Yerucham Gorelick (1911 – September 20, 1983) was a distinguished Rosh yeshiva in the Rabbi Isaac Elchanan Theological Seminary (RIETS) for forty years (1943–1983).

== Europe ==
Gorelick was born in Slutsk in 1911 to Rabbi Avrohom Moshe, the son-in-law of Rabbi Yerucham of Dubrov. Rabbi Yerucham of Dubrov, his namesake, was close to the Beis HaLevi, and earned the nickname, "Rav Yerucham Charif" (the Sharp One). Rabbi Avrohom Moshe served as rav in several towns in Poland. In 1927, when the Bolsheviks were persecuting the rabbis, the family immigrated to America, but Rabbi Gorelick stayed behind in Europe.

In his early youth, Gorelick learned in the Łomza Yeshiva, and then spent ten years in the Chofetz Chaim's yeshiva in Radin, where he learned with Rabbi Naftoli Trop and Rabbi Moshe Landynski.
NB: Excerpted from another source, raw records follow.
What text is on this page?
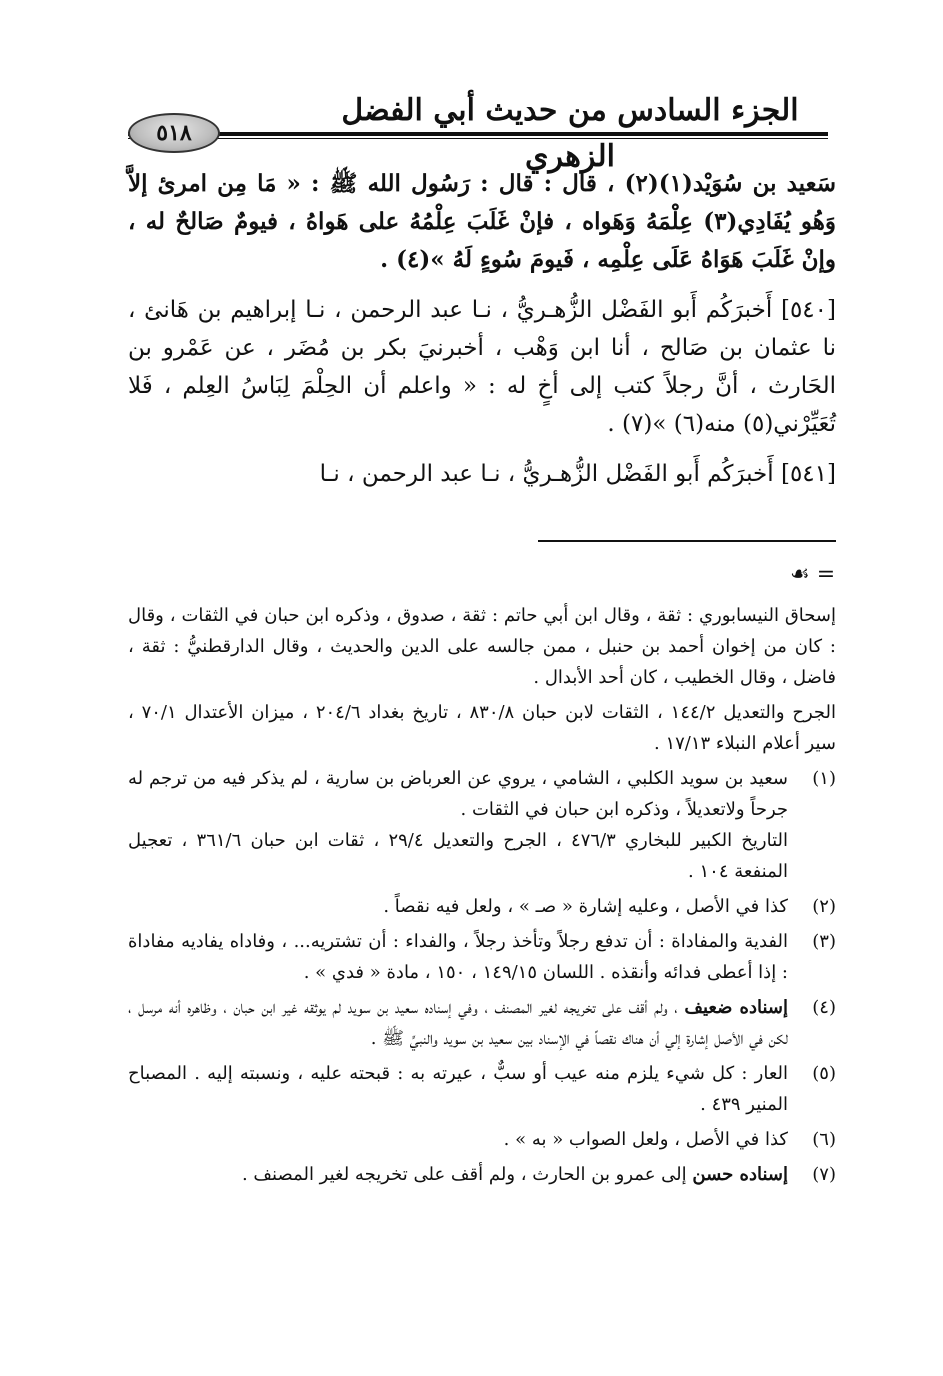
الجزء السادس من حديث أبي الفضل الزهري
٥١٨

سَعيد بن سُوَيْد(١)(٢) ، قال : قال : رَسُول الله ﷺ : « مَا مِن امرئ إلاَّ وَهُو يُفَادِي(٣) عِلْمَهُ وَهَواه ، فإنْ غَلَبَ عِلْمُهُ على هَواهُ ، فيومٌ صَالحٌ له ، وإنْ غَلَبَ هَوَاهُ عَلَى عِلْمِه ، فَيومَ سُوءٍ لَهُ »(٤) .

[٥٤٠] أَخبرَكُم أَبو الفَضْل الزُّهـريُّ ، نـا عبد الرحمن ، نـا إبراهيم بن هَانئ ، نا عثمان بن صَالح ، أنا ابن وَهْب ، أخبرنيَ بكر بن مُضَر ، عن عَمْرو بن الحَارث ، أنَّ رجلاً كتب إلى أخٍ له : « واعلم أن الحِلْمَ لِبَاسُ العِلم ، فَلا تُعَيِّرْني(٥) منه(٦) »(٧) .

[٥٤١] أَخبرَكُم أَبو الفَضْل الزُّهـريُّ ، نـا عبد الرحمن ، نـا

= ☙

إسحاق النيسابوري : ثقة ، وقال ابن أبي حاتم : ثقة ، صدوق ، وذكره ابن حبان في الثقات ، وقال : كان من إخوان أحمد بن حنبل ، ممن جالسه على الدين والحديث ، وقال الدارقطنيُّ : ثقة ، فاضل ، وقال الخطيب ، كان أحد الأبدال .

الجرح والتعديل ١٤٤/٢ ، الثقات لابن حبان ٨٣٠/٨ ، تاريخ بغداد ٢٠٤/٦ ، ميزان الأعتدال ٧٠/١ ، سير أعلام النبلاء ١٧/١٣ .

(١)
سعيد بن سويد الكلبي ، الشامي ، يروي عن العرباض بن سارية ، لم يذكر فيه من ترجم له جرحاً ولاتعديلاً ، وذكره ابن حبان في الثقات .
التاريخ الكبير للبخاري ٤٧٦/٣ ، الجرح والتعديل ٢٩/٤ ، ثقات ابن حبان ٣٦١/٦ ، تعجيل المنفعة ١٠٤ .
(٢)
كذا في الأصل ، وعليه إشارة « صـ » ، ولعل فيه نقصاً .
(٣)
الفدية والمفاداة : أن تدفع رجلاً وتأخذ رجلاً ، والفداء : أن تشتريه... ، وفاداه يفاديه مفاداة : إذا أعطى فدائه وأنقذه . اللسان ١٤٩/١٥ ، ١٥٠ ، مادة « فدي » .
(٤)
إسناده ضعيف ، ولم أقف على تخريجه لغير المصنف ، وفي إسناده سعيد بن سويد لم يوثقه غير ابن حبان ، وظاهره أنه مرسل ، لكن في الأصل إشارة إلي أن هناك نقصاً في الإسناد بين سعيد بن سويد والنبيِّ ﷺ .
(٥)
العار : كل شيء يلزم منه عيب أو سبٌّ ، عيرته به : قبحته عليه ، ونسبته إليه . المصباح المنير ٤٣٩ .
(٦)
كذا في الأصل ، ولعل الصواب « به » .
(٧)
إسناده حسن إلى عمرو بن الحارث ، ولم أقف على تخريجه لغير المصنف .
Afterwards, he studied in Brisk for five years under Rabbi Yitzchok Zev Soloveitchik until the outbreak of World War II.

In 1938, he married a woman from Brisk, the daughter of Rabbi Shmuel Yehudah Belkes, a lay leader of the community who owned a coal factory.

Rabbi Gorelick escaped with his wife and family to Vilna, and continued his studies there with Rabbi Soloveitchik in 1940.

== America ==
In 1940–1941, Gorelick escaped from Europe to Japan. He arrived in America just before America entered the World War II in December 1941.

He first served as rebbe at Mesivtha Tifereth Jerusalem and involved himself in relief efforts. In 1943, Gorelick was appointed a rosh yeshiva at Yeshiva University's Rabbi Isaac Elchanan Theological Seminary where he taught Torah to thousands of students until his death. He served as rabbi in the Bronx, establishing: Beis Yaakov Beis Miriam in the Bronx; Yeshiva Gedolah L’Mitzuyanim of South Fallsburg, New York; and Yeshiva Gedolah Zichron Moshe of Bronx, which later moved to its permanent home in South Fallsburg, New York on the site of the former Laurel Park Hotel, which the Rabbi purchased on behalf of the Yeshiva. He left behind many writings in their original form, as well as a family of Torah scholars and roshei yeshiva. His son, Rabbi Zvi Abba Gorelick, continued as administrator of Yeshiva Gedolah Zichron Moshe in South Fallsburg until his death on May 1, 2010.

His son Rabbi Isser Gorelick is a Rebbi in the Yeshiva and is married to Lakee Gorelick the daughter of Rabbi Elya Svei.